In: Accounting
DLW Corporation acquired and placed in service the following assets during the year: Date Cost Asset Acquired Basis Computer equipment 3/3 $ 17,000 Furniture 1/19 25,700 Commercial building 9/22 321,000 Assuming DLW does not elect §179 expensing and elects not to use bonus depreciation, answer the following questions: (Use MACRS Table 1, Table 2, Table 3, Table 4 and Table 5.) (Do not round intermediate calculations. Round your final answers to the nearest whole dollar amount.)
b. What is DLW's year 3 cost recovery for each asset if DLW sells all of these assets on 2/2 of year 3?

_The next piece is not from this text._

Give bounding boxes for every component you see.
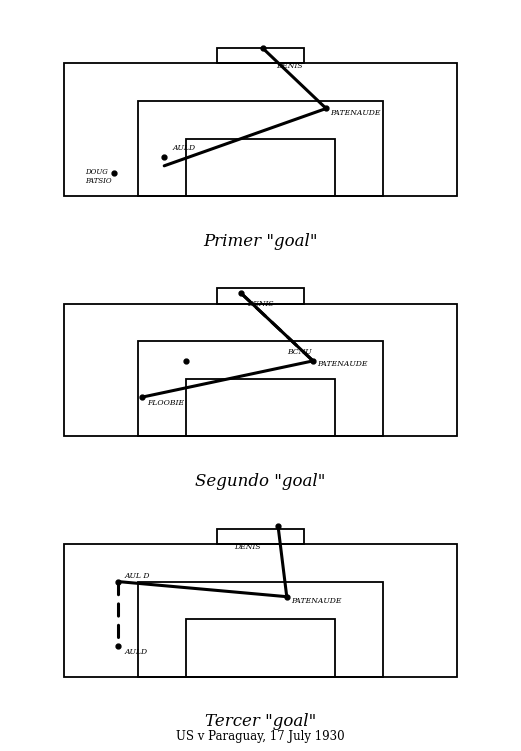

Asset | Year 3 Cost Recovery |
Computer Equipment | |
Furniture | |
Commercial Building | |
Total |
Based on the information available in the question, we can calculate the Year 3 cost recovery as follows-
Asset | Original cost | Date placed in service | MACRS Asset Life(yrs) | MACRS Depreciation rate | Portion of Year | MACRS cost recovery |
A | B | C | D = A*B*C | |||
Computer Equipment | 17,000 | 01/19 | 5 | 19.20% | 50% | 1,632 |
Furniture | 25,700 | 03/03 | 7 | 17.49% | 50% | 2,247 |
Commercial Building | 321,000 | 09/22 | 39 | 2.564% | 12.50% | 1,029 |
Total | 4,908 |
For Computer equipment and furniture, Please note that the assets are depreciated under MACRS half year convention since the company did not place more than 40% of the assets during the last quarter of the year during the year of purchase. When assets are depreciated under the Half year convention, the depreciation would be limited to 50% during the year of sale. Hence, the portion of the year for Computer equipment would remain to 50% during the year of sale(Year 3) . However, for commercial building, the building would be depreciated using the Mid month convention as applicable for non residential real properties. Under Mid - month convention, any asset placed or disposed off in service would be considered as being placed in service for one half of the month. Since the assets are sold on 02/02 of year 3, the portion of the year for Commercial building is 12.50% ( 1.5 months/12 months). Based on the above calculation, the total MACRS Cost recovery for year 3 for DLW corporation assets is $4,908.